Granted, in a tennis game one is never going to have to balance on one foot on a wobble board.

However, I sense that the kinesthetic awareness that is developed through such training may render neuromuscular firing patterns more efficient in other contexts.

Or perhaps the stabilizing muscle groups involved in balancing on a wobble board (one footed) can effectively strengthen the ability of the ankle to generate healthy and powerful forces against the ground when changing direction.

Of course, this is all theoretical speculation, but the 2007 study on instability training doesn't seem to reveal much about the many potential dimensions of athletic performance that can be influenced by stability training. I'll have to read that study in detail though.

r2473
11-20-2009, 10:34 AM
I think the back squat. He didnt like the pressure it put on the lower back I believe. I disagree with him on it. If the form is good the athlete shouldnt hurt there lower back so I kinda had a reaction like topaz of wtf.

The lower back is almost certain to be the weak point in the back squat. It certainly is for me. I have never injured my lower back, but it certainly "fails" before my legs do.

But, I don't think this should be a reason to stop doing back squats.

Spacediver, I love doing pistols. I have worked up to 2 sets of 10 with each leg. (Won't be trying them on a wobble board however......unless there are girls watching as someone said in an earlier post :)).

spacediver
11-20-2009, 10:58 AM
ah, the version I do is opposite to the pistol squat. The non squatting leg goes behind me, and my range of motion isn't nearly as full as a full pistol squat.

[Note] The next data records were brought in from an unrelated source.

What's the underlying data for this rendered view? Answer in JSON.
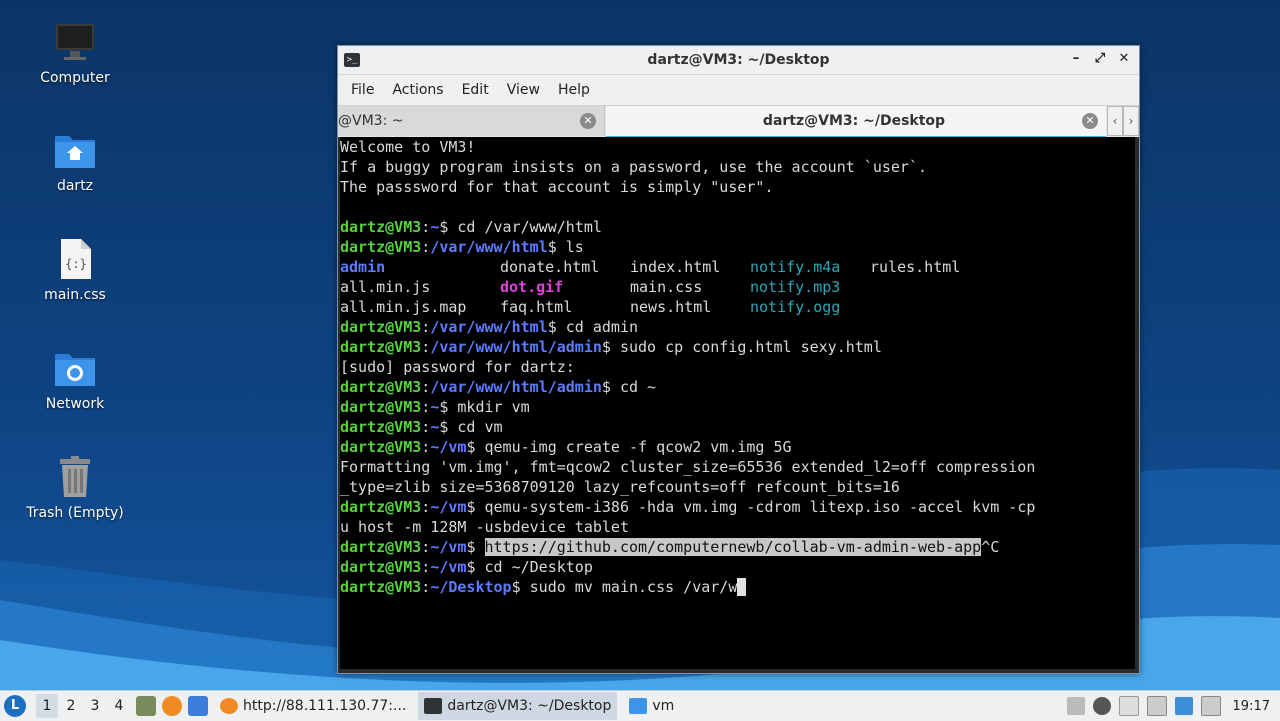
{
  "desktop": {
    "icons": [
      {
        "label": "Computer",
        "icon": "computer-icon"
      },
      {
        "label": "dartz",
        "icon": "home-folder-icon"
      },
      {
        "label": "main.css",
        "icon": "css-file-icon"
      },
      {
        "label": "Network",
        "icon": "network-folder-icon"
      },
      {
        "label": "Trash (Empty)",
        "icon": "trash-icon"
      }
    ]
  },
  "window": {
    "title": "dartz@VM3: ~/Desktop",
    "menu": [
      "File",
      "Actions",
      "Edit",
      "View",
      "Help"
    ],
    "tabs": [
      {
        "label": "@VM3: ~",
        "active": false
      },
      {
        "label": "dartz@VM3: ~/Desktop",
        "active": true
      }
    ],
    "controls": {
      "minimize": "–",
      "maximize": "⤢",
      "close": "✕"
    },
    "tab_nav": {
      "prev": "‹",
      "next": "›"
    }
  },
  "terminal": {
    "welcome": [
      "Welcome to VM3!",
      "If a buggy program insists on a password, use the account `user`.",
      "The passsword for that account is simply \"user\"."
    ],
    "prompt_user": "dartz@VM3",
    "ls_row1": [
      "admin",
      "donate.html",
      "index.html",
      "notify.m4a",
      "rules.html"
    ],
    "ls_row2": [
      "all.min.js",
      "dot.gif",
      "main.css",
      "notify.mp3"
    ],
    "ls_row3": [
      "all.min.js.map",
      "faq.html",
      "news.html",
      "notify.ogg"
    ],
    "cmd_cd_html": "cd /var/www/html",
    "cmd_ls": "ls",
    "cmd_cd_admin": "cd admin",
    "cmd_cp": "sudo cp config.html sexy.html",
    "sudo_prompt": "[sudo] password for dartz:",
    "cmd_cd_home": "cd ~",
    "cmd_mkdir": "mkdir vm",
    "cmd_cd_vm": "cd vm",
    "cmd_qemu_img": "qemu-img create -f qcow2 vm.img 5G",
    "out_format1": "Formatting 'vm.img', fmt=qcow2 cluster_size=65536 extended_l2=off compression",
    "out_format2": "_type=zlib size=5368709120 lazy_refcounts=off refcount_bits=16",
    "cmd_qemu_sys1": "qemu-system-i386 -hda vm.img -cdrom litexp.iso -accel kvm -cp",
    "cmd_qemu_sys2": "u host -m 128M -usbdevice tablet",
    "selected_url": "https://github.com/computernewb/collab-vm-admin-web-app",
    "ctrl_c": "^C",
    "cmd_cd_desktop": "cd ~/Desktop",
    "current_input": "sudo mv main.css /var/w",
    "paths": {
      "home": "~",
      "html": "/var/www/html",
      "admin": "/var/www/html/admin",
      "vm": "~/vm",
      "desktop": "~/Desktop"
    }
  },
  "taskbar": {
    "workspaces": [
      "1",
      "2",
      "3",
      "4"
    ],
    "active_workspace": "1",
    "tasks": [
      {
        "label": "http://88.111.130.77:...",
        "icon": "firefox-icon"
      },
      {
        "label": "dartz@VM3: ~/Desktop",
        "icon": "terminal-icon",
        "active": true
      },
      {
        "label": "vm",
        "icon": "folder-icon"
      }
    ],
    "clock": "19:17"
  },
  "colors": {
    "prompt_user": "#55d23a",
    "prompt_path": "#5c7cff",
    "image_file": "#e040e0",
    "audio_file": "#2aa6b8",
    "accent": "#3daee9"
  }
}
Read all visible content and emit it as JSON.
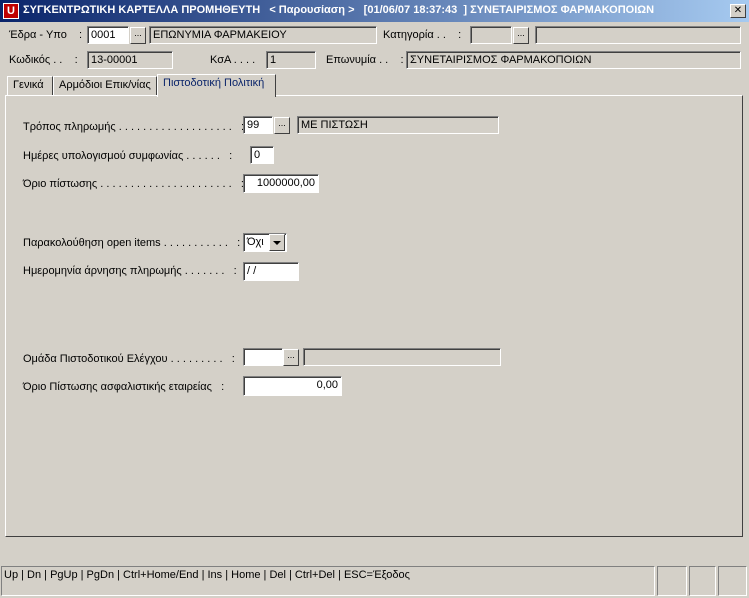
{
  "window": {
    "title": "ΣΥΓΚΕΝΤΡΩΤΙΚΗ ΚΑΡΤΕΛΛΑ ΠΡΟΜΗΘΕΥΤΗ   < Παρουσίαση >   [01/06/07 18:37:43  ] ΣΥΝΕΤΑΙΡΙΣΜΟΣ ΦΑΡΜΑΚΟΠΟΙΩΝ",
    "app_icon_glyph": "U",
    "accent": "#0a246a"
  },
  "header": {
    "edra_label": "Έδρα - Υπο    :",
    "edra_code": "0001",
    "edra_name": "ΕΠΩΝΥΜΙΑ ΦΑΡΜΑΚΕΙΟΥ",
    "kathgoria_label": "Κατηγορία . .    :",
    "kathgoria_code": "",
    "kathgoria_name": "",
    "kodikos_label": "Κωδικός . .    :",
    "kodikos_value": "13-00001",
    "ksa_label": "ΚσΑ . . . .    :",
    "ksa_value": "1",
    "eponymia_label": "Επωνυμία . .    :",
    "eponymia_value": "ΣΥΝΕΤΑΙΡΙΣΜΟΣ ΦΑΡΜΑΚΟΠΟΙΩΝ",
    "ellipsis": "..."
  },
  "tabs": [
    {
      "label": "Γενικά"
    },
    {
      "label": "Αρμόδιοι Επικ/νίας"
    },
    {
      "label": "Πιστοδοτική Πολιτική"
    }
  ],
  "form": {
    "payment_method_label": "Τρόπος πληρωμής . . . . . . . . . . . . . . . . . . .   :",
    "payment_method_code": "99",
    "payment_method_name": "ΜΕ ΠΙΣΤΩΣΗ",
    "agreement_days_label": "Ημέρες υπολογισμού συμφωνίας . . . . . .   :",
    "agreement_days_value": "0",
    "credit_limit_label": "Όριο πίστωσης . . . . . . . . . . . . . . . . . . . . . .   :",
    "credit_limit_value": "1000000,00",
    "open_items_label": "Παρακολούθηση open items . . . . . . . . . . .   :",
    "open_items_value": "Όχι",
    "payment_refusal_label": "Ημερομηνία άρνησης πληρωμής . . . . . . .   :",
    "payment_refusal_value": " /  /",
    "credit_group_label": "Ομάδα Πιστοδοτικού Ελέγχου . . . . . . . . .   :",
    "credit_group_code": "",
    "credit_group_name": "",
    "insurance_limit_label": "Όριο Πίστωσης ασφαλιστικής εταιρείας   :",
    "insurance_limit_value": "0,00"
  },
  "status": {
    "text": "Up | Dn | PgUp | PgDn | Ctrl+Home/End | Ins | Home | Del | Ctrl+Del  | ESC=Έξοδος"
  }
}
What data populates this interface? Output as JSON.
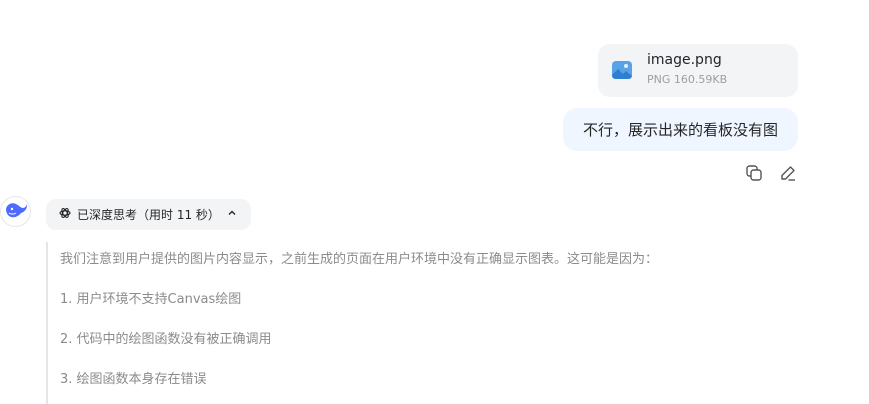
{
  "attachment": {
    "file_name": "image.png",
    "file_meta": "PNG 160.59KB",
    "icon": "image-file-icon"
  },
  "user_message": {
    "text": "不行，展示出来的看板没有图",
    "actions": [
      "copy-icon",
      "edit-icon"
    ]
  },
  "assistant": {
    "avatar": "deepseek-whale-icon",
    "think_label": "已深度思考（用时 11 秒）",
    "think_lines": [
      "我们注意到用户提供的图片内容显示，之前生成的页面在用户环境中没有正确显示图表。这可能是因为：",
      "1. 用户环境不支持Canvas绘图",
      "2. 代码中的绘图函数没有被正确调用",
      "3. 绘图函数本身存在错误"
    ]
  },
  "colors": {
    "user_bubble": "#eff6ff",
    "card_bg": "#f3f4f6",
    "accent": "#4d6bfe",
    "think_text": "#8b8b8b"
  }
}
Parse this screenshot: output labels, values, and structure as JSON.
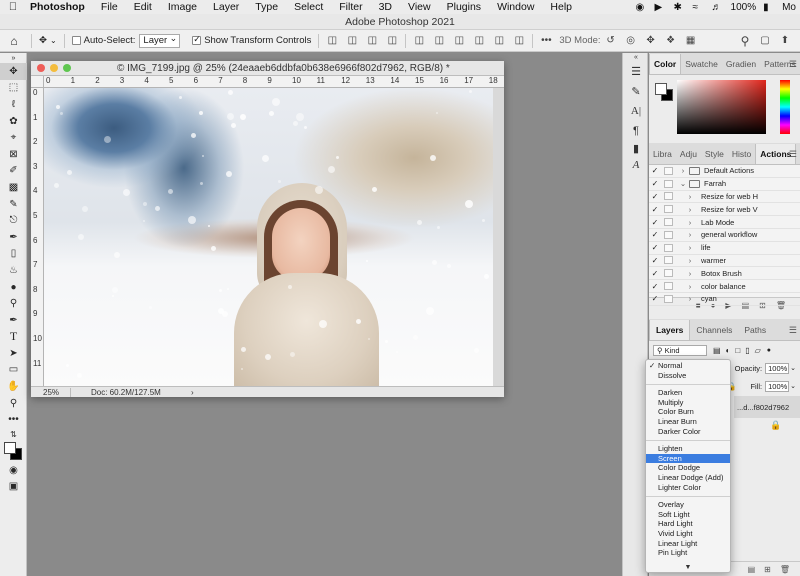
{
  "menubar": {
    "app": "Photoshop",
    "items": [
      "File",
      "Edit",
      "Image",
      "Layer",
      "Type",
      "Select",
      "Filter",
      "3D",
      "View",
      "Plugins",
      "Window",
      "Help"
    ],
    "battery": "100%",
    "user": "Mo"
  },
  "window": {
    "title": "Adobe Photoshop 2021"
  },
  "options": {
    "auto_select_label": "Auto-Select:",
    "auto_select_value": "Layer",
    "show_transform_label": "Show Transform Controls",
    "mode_3d_label": "3D Mode:"
  },
  "document": {
    "title": "© IMG_7199.jpg @ 25% (24eaaeb6ddbfa0b638e6966f802d7962, RGB/8) *",
    "ruler_h": [
      "0",
      "1",
      "2",
      "3",
      "4",
      "5",
      "6",
      "7",
      "8",
      "9",
      "10",
      "11",
      "12",
      "13",
      "14",
      "15",
      "16",
      "17",
      "18"
    ],
    "ruler_v": [
      "0",
      "1",
      "2",
      "3",
      "4",
      "5",
      "6",
      "7",
      "8",
      "9",
      "10",
      "11"
    ],
    "zoom": "25%",
    "doc_info": "Doc: 60.2M/127.5M"
  },
  "panels": {
    "color_tabs": [
      "Color",
      "Swatche",
      "Gradien",
      "Patterns"
    ],
    "actions_tabs": [
      "Libra",
      "Adju",
      "Style",
      "Histo",
      "Actions"
    ],
    "actions": [
      {
        "label": "Default Actions",
        "folder": true,
        "indent": 0
      },
      {
        "label": "Farrah",
        "folder": true,
        "indent": 0,
        "open": true
      },
      {
        "label": "Resize for web H",
        "folder": false,
        "indent": 1
      },
      {
        "label": "Resize for web V",
        "folder": false,
        "indent": 1
      },
      {
        "label": "Lab Mode",
        "folder": false,
        "indent": 1
      },
      {
        "label": "general workflow",
        "folder": false,
        "indent": 1
      },
      {
        "label": "life",
        "folder": false,
        "indent": 1
      },
      {
        "label": "warmer",
        "folder": false,
        "indent": 1
      },
      {
        "label": "Botox Brush",
        "folder": false,
        "indent": 1
      },
      {
        "label": "color balance",
        "folder": false,
        "indent": 1
      },
      {
        "label": "cyan",
        "folder": false,
        "indent": 1
      }
    ],
    "layers_tabs": [
      "Layers",
      "Channels",
      "Paths"
    ],
    "kind_label": "Kind",
    "opacity_label": "Opacity:",
    "opacity_value": "100%",
    "fill_label": "Fill:",
    "fill_value": "100%",
    "layer_name": "...d...f802d7962"
  },
  "blend_modes": {
    "groups": [
      [
        "Normal",
        "Dissolve"
      ],
      [
        "Darken",
        "Multiply",
        "Color Burn",
        "Linear Burn",
        "Darker Color"
      ],
      [
        "Lighten",
        "Screen",
        "Color Dodge",
        "Linear Dodge (Add)",
        "Lighter Color"
      ],
      [
        "Overlay",
        "Soft Light",
        "Hard Light",
        "Vivid Light",
        "Linear Light",
        "Pin Light"
      ]
    ],
    "checked": "Normal",
    "highlighted": "Screen"
  },
  "colors": {
    "accent": "#3b7de0",
    "fg": "#ffffff",
    "bg": "#000000"
  }
}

I didn't know those were called pistol squats, but I was intending to learn them in the near future (first on solid ground then on wobble board).

r2473
11-20-2009, 11:14 AM
^^It took me a year to work up to that level. For the first X months, I had to hold on to the side of the squat rack for support and assistance.

maverick66
11-20-2009, 11:16 AM
I don't even have to click through to the discussion thread to know that someone's going to tell me the back squat wouldn't be a problem for my athletes if I coached it properly. I don't disagree. But, again, I ask you to see it from my point of view. If I'm coaching 20 or 30 athletes at a time, I can't be focused on the technical nuances of the lift.


didnt read the article. I just got sent the video. He admitted in the video that he was gonna ripped on but I don't remember him talking about that he liked the move just couldn't be bothered to teach it. I still disagree with him in scraping the move all together. Its one the best strength building moves out there.